Kenanga’s strong market position and lengthy experience in the stockbroking industry remain key rating drivers. Apart from stockbroking, the rating also considers the bank’s improving position in investment and wealth management, and its consistently moderate income from its investment banking activities. These strengths are counterbalanced by the susceptibility of its income generation to capital market and economic conditions.

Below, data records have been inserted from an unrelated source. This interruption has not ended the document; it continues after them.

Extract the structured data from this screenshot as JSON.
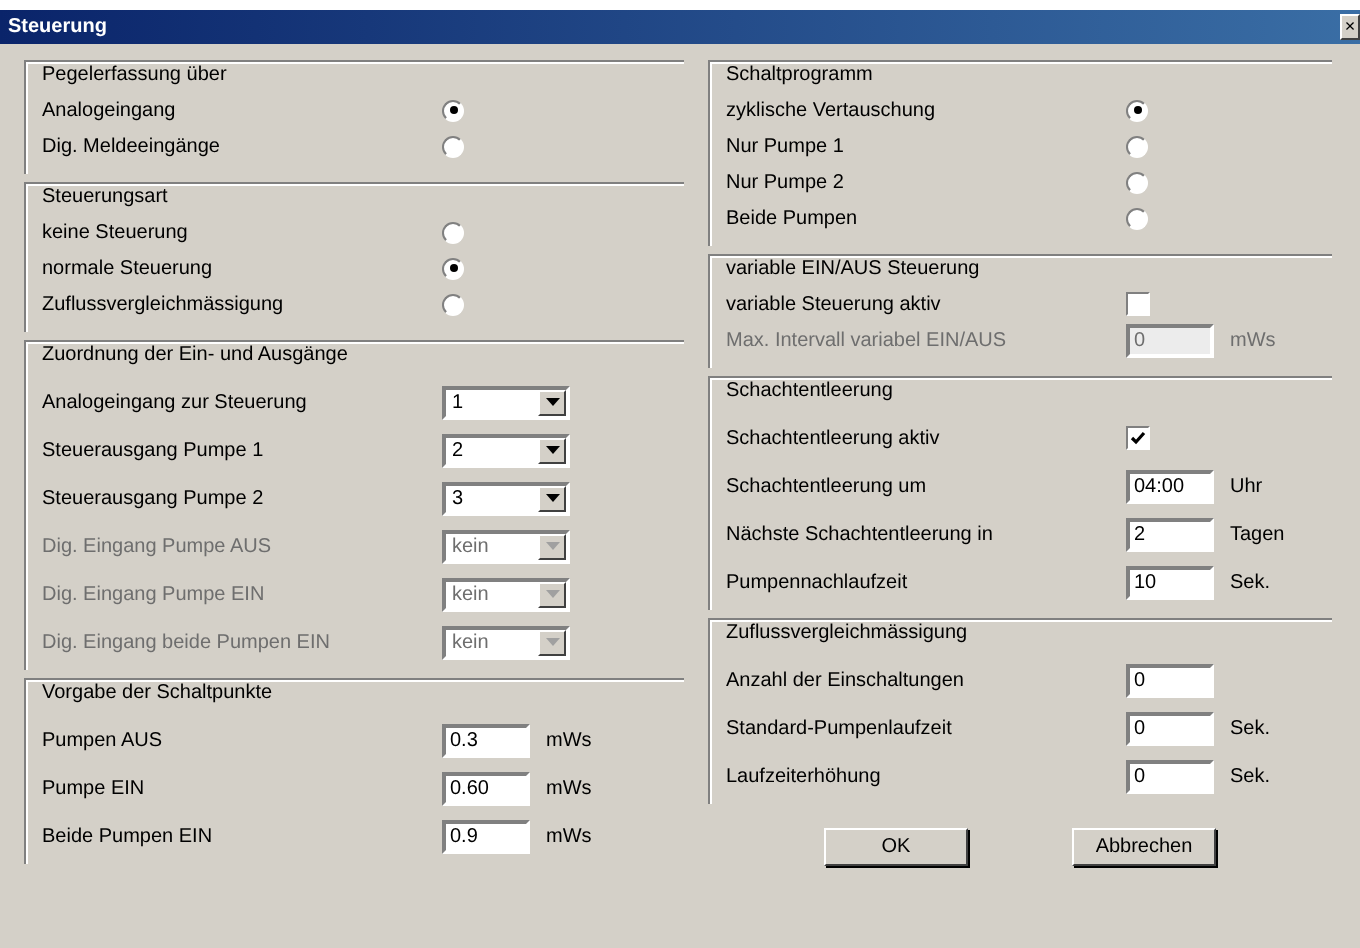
{
  "window": {
    "title": "Steuerung",
    "close": "×"
  },
  "left_groups": [
    {
      "title": "Pegelerfassung über",
      "rows": [
        {
          "kind": "radio",
          "label": "Analogeingang",
          "selected": true,
          "disabled": false
        },
        {
          "kind": "radio",
          "label": "Dig. Meldeeingänge",
          "selected": false,
          "disabled": false
        }
      ]
    },
    {
      "title": "Steuerungsart",
      "rows": [
        {
          "kind": "radio",
          "label": "keine Steuerung",
          "selected": false,
          "disabled": false
        },
        {
          "kind": "radio",
          "label": "normale Steuerung",
          "selected": true,
          "disabled": false
        },
        {
          "kind": "radio",
          "label": "Zuflussvergleichmässigung",
          "selected": false,
          "disabled": false
        }
      ]
    },
    {
      "title": "Zuordnung der Ein- und Ausgänge",
      "rows": [
        {
          "kind": "select",
          "label": "Analogeingang zur Steuerung",
          "value": "1",
          "disabled": false
        },
        {
          "kind": "select",
          "label": "Steuerausgang Pumpe 1",
          "value": "2",
          "disabled": false
        },
        {
          "kind": "select",
          "label": "Steuerausgang Pumpe 2",
          "value": "3",
          "disabled": false
        },
        {
          "kind": "select",
          "label": "Dig. Eingang Pumpe AUS",
          "value": "kein",
          "disabled": true
        },
        {
          "kind": "select",
          "label": "Dig. Eingang Pumpe EIN",
          "value": "kein",
          "disabled": true
        },
        {
          "kind": "select",
          "label": "Dig. Eingang beide Pumpen EIN",
          "value": "kein",
          "disabled": true
        }
      ]
    },
    {
      "title": "Vorgabe der Schaltpunkte",
      "rows": [
        {
          "kind": "input",
          "label": "Pumpen AUS",
          "value": "0.3",
          "unit": "mWs",
          "disabled": false
        },
        {
          "kind": "input",
          "label": "Pumpe EIN",
          "value": "0.60",
          "unit": "mWs",
          "disabled": false
        },
        {
          "kind": "input",
          "label": "Beide Pumpen EIN",
          "value": "0.9",
          "unit": "mWs",
          "disabled": false
        }
      ]
    }
  ],
  "right_groups": [
    {
      "title": "Schaltprogramm",
      "rows": [
        {
          "kind": "radio",
          "label": "zyklische Vertauschung",
          "selected": true,
          "disabled": false
        },
        {
          "kind": "radio",
          "label": "Nur Pumpe 1",
          "selected": false,
          "disabled": false
        },
        {
          "kind": "radio",
          "label": "Nur Pumpe 2",
          "selected": false,
          "disabled": false
        },
        {
          "kind": "radio",
          "label": "Beide Pumpen",
          "selected": false,
          "disabled": false
        }
      ]
    },
    {
      "title": "variable EIN/AUS Steuerung",
      "rows": [
        {
          "kind": "checkbox",
          "label": "variable Steuerung aktiv",
          "checked": false,
          "disabled": false
        },
        {
          "kind": "input",
          "label": "Max. Intervall variabel EIN/AUS",
          "value": "0",
          "unit": "mWs",
          "disabled": true
        }
      ]
    },
    {
      "title": "Schachtentleerung",
      "rows": [
        {
          "kind": "checkbox",
          "label": "Schachtentleerung aktiv",
          "checked": true,
          "disabled": false
        },
        {
          "kind": "input",
          "label": "Schachtentleerung um",
          "value": "04:00",
          "unit": "Uhr",
          "disabled": false
        },
        {
          "kind": "input",
          "label": "Nächste Schachtentleerung in",
          "value": "2",
          "unit": "Tagen",
          "disabled": false
        },
        {
          "kind": "input",
          "label": "Pumpennachlaufzeit",
          "value": "10",
          "unit": "Sek.",
          "disabled": false
        }
      ]
    },
    {
      "title": "Zuflussvergleichmässigung",
      "rows": [
        {
          "kind": "input",
          "label": "Anzahl der Einschaltungen",
          "value": "0",
          "disabled": false
        },
        {
          "kind": "input",
          "label": "Standard-Pumpenlaufzeit",
          "value": "0",
          "unit": "Sek.",
          "disabled": false
        },
        {
          "kind": "input",
          "label": "Laufzeiterhöhung",
          "value": "0",
          "unit": "Sek.",
          "disabled": false
        }
      ]
    }
  ],
  "buttons": [
    "OK",
    "Abbrechen"
  ]
}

Kenanga is one of the top three stockbrokers in the country by market share with 30.2% in the retail segment for 1H2022 (1H2021: 26.8%), aided by a wide branch network, a sizeable remisier base of 759 individuals and growing online trading activities. Its online share trading platform Rakuten, co-owned with Rakuten Securities, Inc., Japan’s second-largest online brokerage firm, has continued to gain traction in the industry. The total number of accounts on the platform rose to 250,481 as at end-1H2022 (2021: 236,387), contributing to about 14.5% of Kenanga’s trading value.
The group has continued to strengthen its investment and wealth segment. We note that its assets under administration increased significantly by 35.8% y-o-y to RM18.8 billion as at end-2021, mainly due to increased sales and, to some extent, the acquisition of i-VCAP Management Sdn Bhd in February 2021. For 2021, the bank recorded 10.0% y-o-y increase in pre-tax profit to RM148.2 million, supported by higher management fees and brokerage from the improvement in stockbroking activities. However, for 1H2022, Kenanga’s pre-tax profit declined to RM41.8 million (1H2021: RM80.3 million) on the back of subdued market sentiment brought on by concerns on interest rate hikes and rising inflation.
Kenanga’s consolidated Common Equity Tier 1 and total capital ratios stood at 17.5% and 24.9% as at end-1H2022, providing sufficient buffer against potential erosion in asset quality. Its gross impaired loans ratio stood at 4.40% for which full provisions have been made. Deposits from non-bank FIs and business enterprises collectively accounted for 43.4% of total liabilities as at end-June 2022. The high funding concentration poses some liquidity risk to the bank, although this is mitigated by sizeable liquid assets of 36.8% of total assets. Liquidity coverage ratio stood at 155% in 1H2022 (2021: 152%).